Easter Prayer Book, Royal Library Copenhagen, Denmark, Ms GKS 3452 8°, fol. 62v.
Easter Prayer Book, Royal Library Copenhagen, Denmark, Ms GKS 3452 8°, fol. 62v.

A Medingen Prayer Book between Convent Reform and Nordic Manuscript Culture

Lecture by Carolin Gluchowski (Universität Hamburg)

What can a small, heavily used prayer book tell us about the religious lives of medieval women? This lecture explores one of the earliest securely datable manuscripts from the Cistercian convent of Medingen near Lüneburg: the Easter Orationale GKS 3452 8°, written in 1408 by the nun Cecilia de Monte and now preserved in the Royal Danish Library in Copenhagen. Far from being a static container of liturgical text, the manuscript bears visible signs of change: erased passages, rewritten sections, and a missing opening quire. These material traces reveal how the book was repeatedly adapted over time and show that liturgical manuscripts were living objects, shaped by use, reform, and changing devotional needs.
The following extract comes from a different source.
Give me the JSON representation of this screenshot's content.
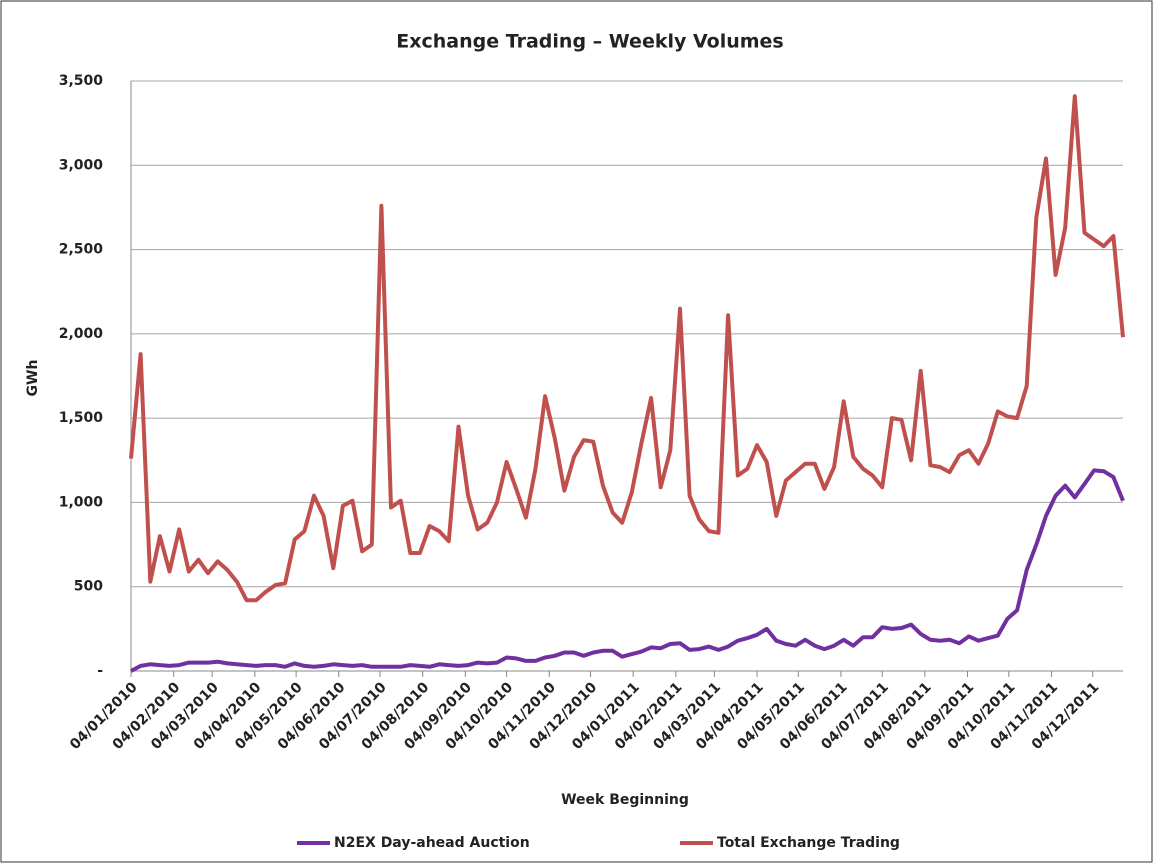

The manuscript also offers important evidence that Medingen possessed a rich and dynamic manuscript culture well before the Observant reform of 1479. By following the book from a women’s convent in the Lüneburg Heath to its present home in Copenhagen, the lecture sheds light not only on one remarkable manuscript, but also on the transmission, preservation, and northern afterlives of late medieval religious books.